Third, the Notice seeks comment on steps the Commission should take to develop a definitive solution for the Twilight Towers issue that will allow Twilight Towers to be used for collocations while respecting the integrity of the Section 106 process. Facilitating collocations on these towers will serve the public interest by making additional infrastructure available for wireless broadband services and the FirstNet public safety broadband network111, as well as reduce the need for new towers, lessening the impact of new construction on the environment and on locations with historical and cultural significance, thereby reducing the associated regulatory burden, particularly the burden on small entities.

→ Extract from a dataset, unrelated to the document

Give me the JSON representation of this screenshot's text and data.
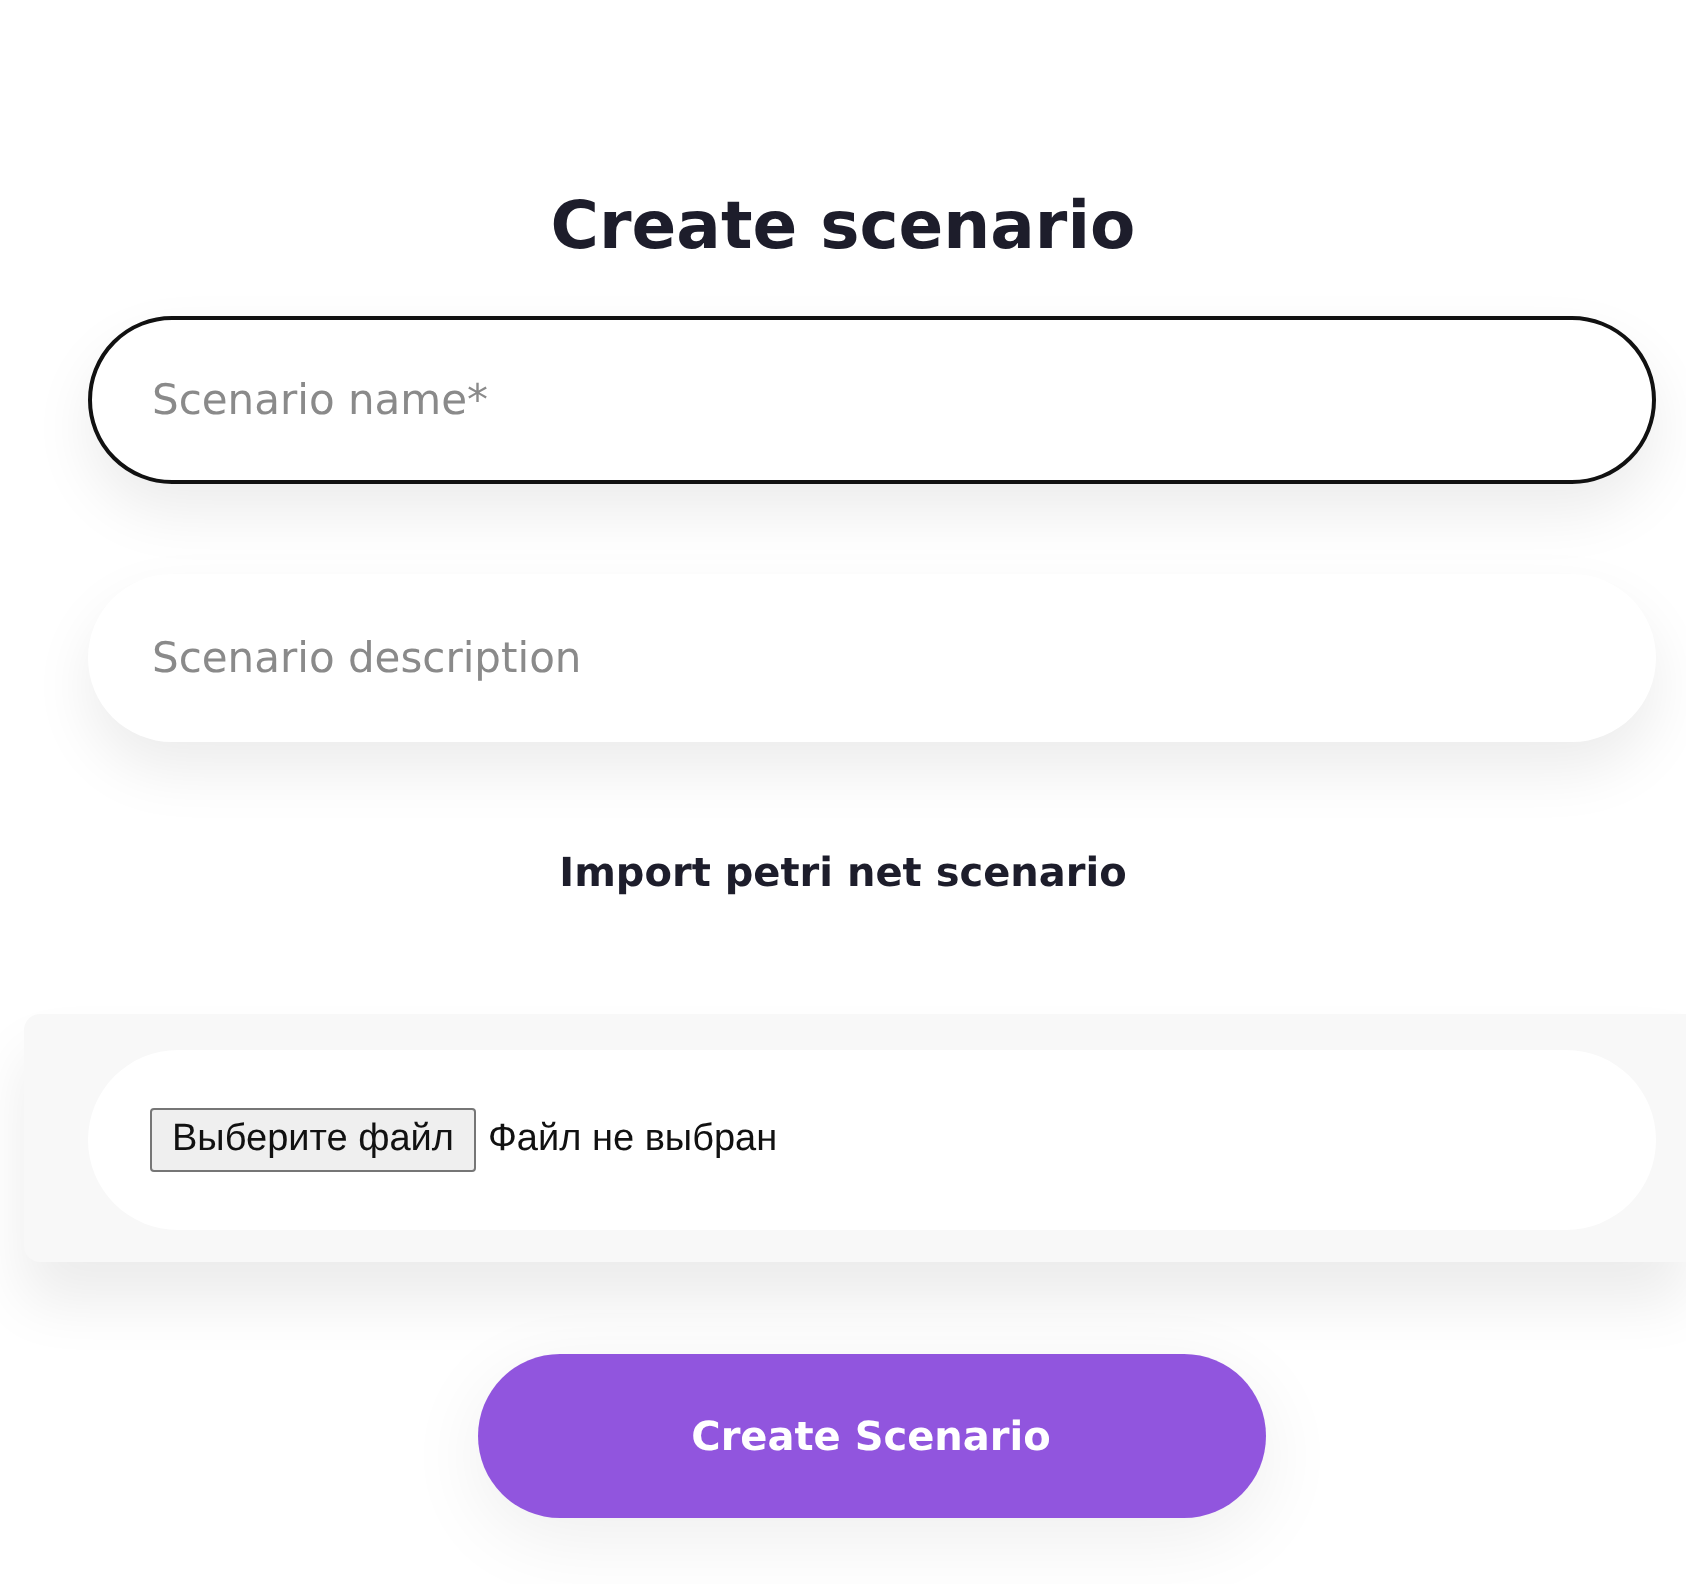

In particular, the Notice seeks comment on whether to treat collocations on towers built between March 16, 2001 and March 7, 2005 that did not go through Section 106 historic preservation review in the same manner as collocations on towers built prior to March 16, 2001 that did not go through review. Under this approach, collocations on such towers would generally be excluded from Section 106 historic preservation review, subject to the same exceptions that currently apply for collocations on towers built on or prior to March 16, 2001. We seek comment on whether allowing collocations without individual Section 106 review in these circumstances would rapidly make available a significant amount of additional infrastructure to support wireless broadband deployment without adverse impacts. The Notice also seeks comment on any alternative approaches and on the procedural vehicle through which any solution should be implemented. Finally, the Notice invites comment on what measures, if any, should be taken to facilitate collocations on non-compliant towers constructed after March 7, 2005, including whether we should pursue an alternative review process, or any other alternative approach, for any or all of these towers. These proposals would reduce the environmental compliance costs associated with collocations, especially for small entities that have limited financial resources. We invite commenters to discuss the economic impact of any of the proposals for the solution to the Twilight Towers issue on small entities, including small jurisdictions, and on any alternatives that would reduce the economic impact on such entities.
For the options discussed in this Notice, we seek comment on the effect or burden of the prospective regulation on small entities, including small jurisdictions, the extent to which the regulation would relieve burdens on small entities, and whether there are any alternatives the Commission could implement that could achieve the Commission’s goals while at the same time minimizing or further reducing the burdens on small entities.